The public are being asked for their views on the future of the site of the historic Roman centre of East Anglia.
Caistor in Roman times was a regional centre
The once-bustling regional centre, Caistor Roman Town, is now relatively unknown and classed by many as one of Norfolk's forgotten treasures.
But this could change after a public consultation process which was started by South Norfolk Council on Thursday.
In the 1930s excavations in Caistor discovered a town wall, an amphitheatre, a Roman house, streets, temples and baths.
The Roman site at Caistor and the surrounding area are owned by Norfolk Archaeological Trust and supported through partnership with South Norfolk Council and other public bodies.
Now members of the public are being asked to fill in a questionnaire about if - and how - they would like to see the site improved in the future.
Following a feasibility study of the site, there are now four options for the future being put forward. They are:
Do nothing new
This would mean conserving the existing Roman walls, retaining the present car park and keeping the information panels, leaflets and guidebook.
As above but with a small information building with toilets, disabled access and enhanced site panels.

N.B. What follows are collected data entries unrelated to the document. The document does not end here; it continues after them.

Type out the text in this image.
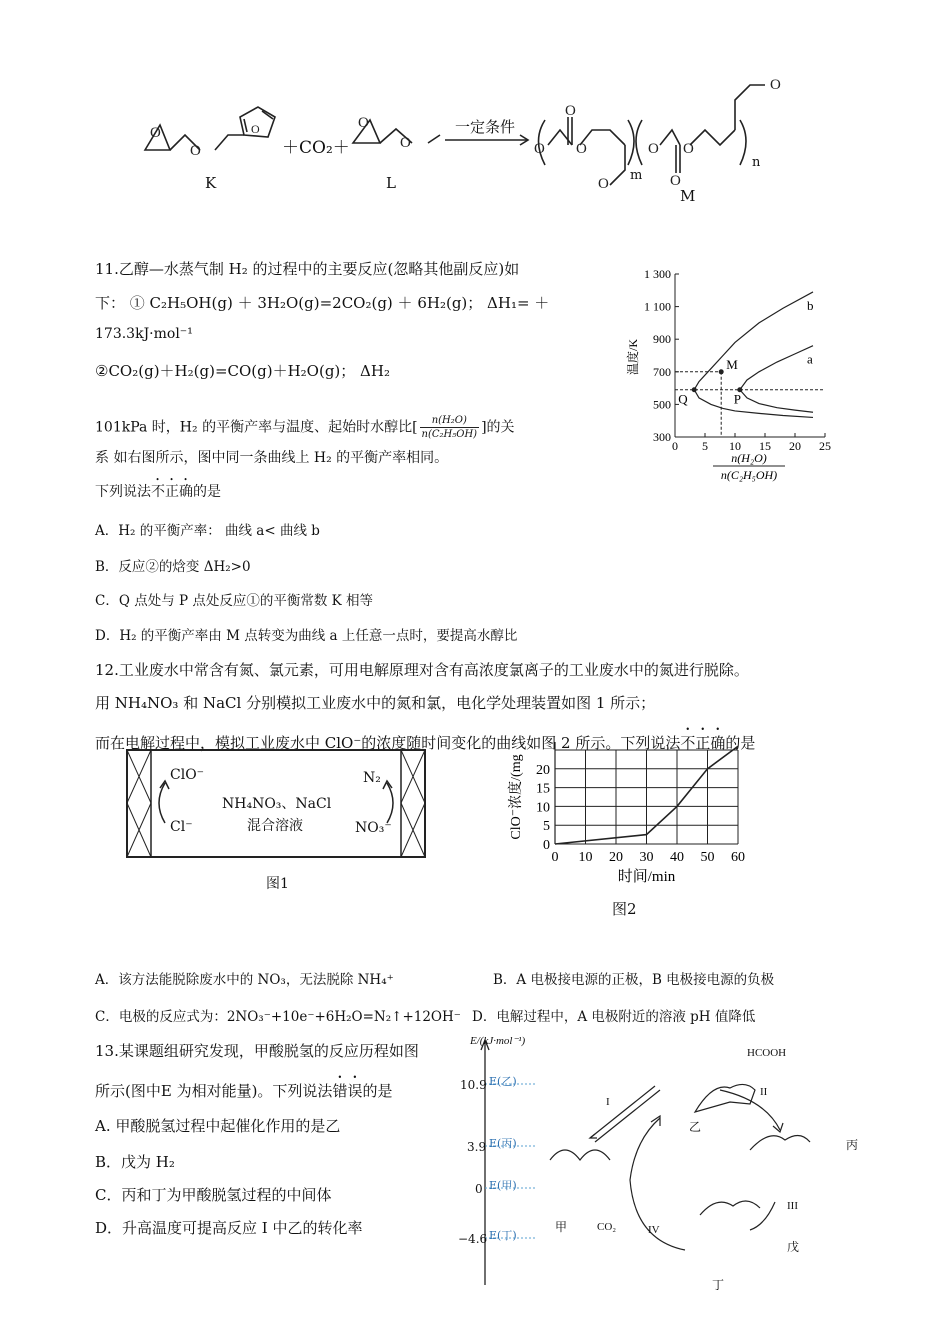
O
O	O
O
O
O
O
O
O
O
O
O
O
＋CO₂＋
一定条件
K	L
M
m
n
11.乙醇—水蒸气制 H₂ 的过程中的主要反应(忽略其他副反应)如
下： ① C₂H₅OH(g) ＋ 3H₂O(g)=2CO₂(g) ＋ 6H₂(g)； ΔH₁= ＋
173.3kJ·mol⁻¹
②CO₂(g)＋H₂(g)=CO(g)＋H₂O(g)； ΔH₂
101kPa 时，H₂ 的平衡产率与温度、起始时水醇比[ $\frac{\text{n(H₂O)}}{\text{n(C₂H₅OH)}}$ ]的关
系 如右图所示，图中同一条曲线上 H₂ 的平衡产率相同。
下列说法不正确的是
A．H₂ 的平衡产率： 曲线 a< 曲线 b
B．反应②的焓变 ΔH₂>0
C．Q 点处与 P 点处反应①的平衡常数 K 相等
D．H₂ 的平衡产率由 M 点转变为曲线 a 上任意一点时，要提高水醇比
0 5 10 15 20 25
300
500
700
900
1 100
1 300
b
a
M
Q	P
温度/K
n(H₂O)
n(C₂H₅OH)
12.工业废水中常含有氮、氯元素，可用电解原理对含有高浓度氯离子的工业废水中的氮进行脱除。
用 NH₄NO₃ 和 NaCl 分别模拟工业废水中的氮和氯，电化学处理装置如图 1 所示；
而在电解过程中，模拟工业废水中 ClO⁻的浓度随时间变化的曲线如图 2 所示。下列说法不正确的是
ClO⁻
Cl⁻
N₂
NO₃⁻
NH₄NO₃、NaCl
混合溶液
图1
0 10 20 30 40 50 60
0
5
10
15
20
ClO⁻浓度/(mg
时间/min
图2
A．该方法能脱除废水中的 NO₃，无法脱除 NH₄⁺	B．A 电极接电源的正极，B 电极接电源的负极
C．电极的反应式为：2NO₃⁻+10e⁻+6H₂O=N₂↑+12OH⁻ D．电解过程中，A 电极附近的溶液 pH 值降低
13.某课题组研究发现，甲酸脱氢的反应历程如图
所示(图中E 为相对能量)。下列说法错误的是
A. 甲酸脱氢过程中起催化作用的是乙
B．戊为 H₂
C．丙和丁为甲酸脱氢过程的中间体
D．升高温度可提高反应 I 中乙的转化率
E/(kJ·mol⁻¹)
10.9 E(乙)
3.9 E(丙)
0 E(甲)
−4.6 E(丁)
甲
乙
丙
丁
戊
I
II
III
IV
HCOOH
CO₂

As above but with better on-site facilities and possible guided tours. A new access road to alleviate traffic flow would be considered if necessary.
As above but with a new Visitor's Centre with exhibitions, possibly a museum, an education room and even a restaurant. There would be better facilities, relocated parking and greater opportunities for archaeological research.
People have until the middle of April to fill in the questionnaires.
Mike Bentley, the countryside and heritage officer at South Norfolk Council, said: "This consultation represents a genuine opportunity for the people of South Norfolk to have a say about a future for their heritage."